Вот задача, которую берут на себя и мир и война. Это составляет половину воспитания.

За одной из четырех стен струился ручеек, загрязненный кожевенными заводами. Тошнотворный запах просачивался в сырые классы, где, в свою очередь, распространяло зловоние загнанное туда стадо малышей. Их ноздри были, казалось, закупорены. Всего их было человек двенадцать, самое большее – двадцать; они корчились на жестких партах в желтом от копоти воздухе, проникавшем в комнату через зеленоватые оконные стекла со двора, где дымился туман поздней осени. Хрипела раскаленная добела чугунная печка (дрова имелись в изобилии); когда духота становилась нестерпимой, открывали дверь (окон не открывали никогда): в комнату врывался туман вместе с запахом кожи – кожи, которую дубят. После запаха живой кожи его находили освежающим.

Но женщина, как бы она ни привыкла к изысканной обстановке, к здоровому аромату чистоты, легче мужчины умеет притерпеться к самым ужасным условиям. Это особенно заметно у постели больного: ее глазам, ее пальцам неведомо отвращение. Обоняние Аннеты покорилось необходимости. Она, как и другие, вдыхала, не морщась, запахи этой норы. Притерпеться к запаху душ было труднее. Ее ум был не так уступчив, как чувства.

Но зато здесь не было Души, охваченной лихорадкой страстей – борьбы, ненависти, скорби. Аннета скрылась от нее... Чего же ей еще! Казалось бы, надо радоваться. Она нашла покой бесстрастия.
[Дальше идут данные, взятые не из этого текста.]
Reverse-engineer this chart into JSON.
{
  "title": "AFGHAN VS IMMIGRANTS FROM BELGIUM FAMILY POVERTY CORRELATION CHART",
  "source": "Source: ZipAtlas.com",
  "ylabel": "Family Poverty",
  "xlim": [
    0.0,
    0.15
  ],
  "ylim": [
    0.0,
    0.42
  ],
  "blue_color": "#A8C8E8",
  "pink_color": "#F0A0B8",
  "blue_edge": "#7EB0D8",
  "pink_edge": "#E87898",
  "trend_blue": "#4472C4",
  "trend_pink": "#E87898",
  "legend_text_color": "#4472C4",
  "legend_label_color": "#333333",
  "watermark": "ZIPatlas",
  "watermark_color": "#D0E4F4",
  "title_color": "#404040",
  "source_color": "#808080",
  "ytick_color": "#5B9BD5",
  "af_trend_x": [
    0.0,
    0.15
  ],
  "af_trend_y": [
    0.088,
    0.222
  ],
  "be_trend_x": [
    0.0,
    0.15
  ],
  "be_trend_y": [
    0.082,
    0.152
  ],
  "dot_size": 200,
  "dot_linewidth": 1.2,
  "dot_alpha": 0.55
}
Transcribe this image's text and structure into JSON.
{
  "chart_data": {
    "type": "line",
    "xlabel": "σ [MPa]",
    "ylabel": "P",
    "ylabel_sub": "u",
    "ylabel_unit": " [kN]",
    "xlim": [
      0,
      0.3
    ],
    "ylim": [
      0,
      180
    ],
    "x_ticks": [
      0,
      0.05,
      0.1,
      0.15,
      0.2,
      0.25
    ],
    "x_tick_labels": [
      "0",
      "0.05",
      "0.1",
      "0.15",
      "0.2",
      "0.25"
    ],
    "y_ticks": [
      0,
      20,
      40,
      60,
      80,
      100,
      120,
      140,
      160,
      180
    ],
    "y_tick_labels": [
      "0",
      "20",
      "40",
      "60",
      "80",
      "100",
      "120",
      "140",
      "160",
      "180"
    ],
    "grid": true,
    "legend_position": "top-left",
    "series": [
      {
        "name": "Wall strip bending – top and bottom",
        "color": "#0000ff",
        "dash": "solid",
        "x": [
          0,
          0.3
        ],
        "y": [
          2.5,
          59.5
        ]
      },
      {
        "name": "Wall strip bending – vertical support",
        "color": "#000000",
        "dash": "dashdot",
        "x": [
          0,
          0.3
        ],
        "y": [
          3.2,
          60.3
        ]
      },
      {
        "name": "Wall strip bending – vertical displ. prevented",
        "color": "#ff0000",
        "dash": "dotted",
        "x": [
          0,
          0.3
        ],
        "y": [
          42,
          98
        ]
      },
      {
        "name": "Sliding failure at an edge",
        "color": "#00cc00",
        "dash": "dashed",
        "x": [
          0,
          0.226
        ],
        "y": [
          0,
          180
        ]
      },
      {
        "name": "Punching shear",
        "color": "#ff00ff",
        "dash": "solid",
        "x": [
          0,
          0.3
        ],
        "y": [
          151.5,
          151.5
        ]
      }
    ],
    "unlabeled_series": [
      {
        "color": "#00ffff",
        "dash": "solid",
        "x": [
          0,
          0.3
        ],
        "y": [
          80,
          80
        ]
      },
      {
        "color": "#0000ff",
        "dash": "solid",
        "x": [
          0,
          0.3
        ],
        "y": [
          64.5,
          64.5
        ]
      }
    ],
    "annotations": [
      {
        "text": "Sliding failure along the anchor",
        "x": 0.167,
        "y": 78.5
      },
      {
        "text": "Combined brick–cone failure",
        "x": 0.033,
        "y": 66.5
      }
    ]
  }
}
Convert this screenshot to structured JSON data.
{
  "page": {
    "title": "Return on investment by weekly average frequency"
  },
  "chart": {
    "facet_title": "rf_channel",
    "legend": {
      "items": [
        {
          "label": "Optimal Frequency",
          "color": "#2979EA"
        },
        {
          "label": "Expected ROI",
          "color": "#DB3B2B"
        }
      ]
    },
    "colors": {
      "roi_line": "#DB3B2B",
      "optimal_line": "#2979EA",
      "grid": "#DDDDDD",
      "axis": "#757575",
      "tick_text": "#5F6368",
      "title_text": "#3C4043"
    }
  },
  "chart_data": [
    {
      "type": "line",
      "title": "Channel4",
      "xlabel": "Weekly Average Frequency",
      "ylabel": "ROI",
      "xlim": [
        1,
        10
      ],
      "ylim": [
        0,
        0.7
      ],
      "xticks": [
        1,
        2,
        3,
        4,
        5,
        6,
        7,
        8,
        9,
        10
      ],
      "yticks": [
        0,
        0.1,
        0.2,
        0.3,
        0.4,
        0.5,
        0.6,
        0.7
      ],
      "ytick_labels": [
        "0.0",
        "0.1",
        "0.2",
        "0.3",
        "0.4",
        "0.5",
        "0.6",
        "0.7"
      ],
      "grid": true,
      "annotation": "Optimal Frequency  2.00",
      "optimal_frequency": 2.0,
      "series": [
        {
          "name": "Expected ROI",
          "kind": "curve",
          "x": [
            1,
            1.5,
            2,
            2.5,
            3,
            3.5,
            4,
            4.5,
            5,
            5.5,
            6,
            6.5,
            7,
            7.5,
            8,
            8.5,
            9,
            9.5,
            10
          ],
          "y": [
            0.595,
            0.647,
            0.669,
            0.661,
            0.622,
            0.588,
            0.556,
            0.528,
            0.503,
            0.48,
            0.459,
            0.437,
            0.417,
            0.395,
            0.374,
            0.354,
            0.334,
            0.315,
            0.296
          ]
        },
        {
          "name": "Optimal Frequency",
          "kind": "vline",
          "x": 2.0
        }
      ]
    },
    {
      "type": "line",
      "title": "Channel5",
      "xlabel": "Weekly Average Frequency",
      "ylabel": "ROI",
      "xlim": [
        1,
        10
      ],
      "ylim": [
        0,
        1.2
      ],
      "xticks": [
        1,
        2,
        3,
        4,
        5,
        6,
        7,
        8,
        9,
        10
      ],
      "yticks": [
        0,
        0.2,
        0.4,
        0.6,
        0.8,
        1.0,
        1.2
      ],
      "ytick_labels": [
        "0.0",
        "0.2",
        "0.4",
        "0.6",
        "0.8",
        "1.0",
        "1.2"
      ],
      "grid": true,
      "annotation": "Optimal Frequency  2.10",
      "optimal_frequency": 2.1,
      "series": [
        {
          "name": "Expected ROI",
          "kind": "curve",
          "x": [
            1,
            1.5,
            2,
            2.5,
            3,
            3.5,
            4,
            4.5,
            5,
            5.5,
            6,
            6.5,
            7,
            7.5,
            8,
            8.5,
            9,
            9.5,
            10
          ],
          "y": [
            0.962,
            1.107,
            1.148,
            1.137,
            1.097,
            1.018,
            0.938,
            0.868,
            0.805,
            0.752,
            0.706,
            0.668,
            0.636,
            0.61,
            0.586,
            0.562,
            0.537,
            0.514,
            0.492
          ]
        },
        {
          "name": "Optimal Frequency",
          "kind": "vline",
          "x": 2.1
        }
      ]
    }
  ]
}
Мягкая земля не знает здесь горя. Тучная, плодородная, она дремлет в долине, словно зарывшись в пуховик и положив голову на подушку холмов, чтобы слаще храпеть; она не грезит о мире, который раскинулся за ее изголовьем. Спокойная земля, воздержанный народ, трезвые, уравновешенные умы. Не на этой земле бог умер за всех людей. Не за эту землю страдает распятое человечество.

Аннете она знакома с детства: отсюда родом ее отец. Некогда она наслаждалась этим покоем, этой неподвижностью. А теперь? Она завидовала этому здоровью. А теперь?..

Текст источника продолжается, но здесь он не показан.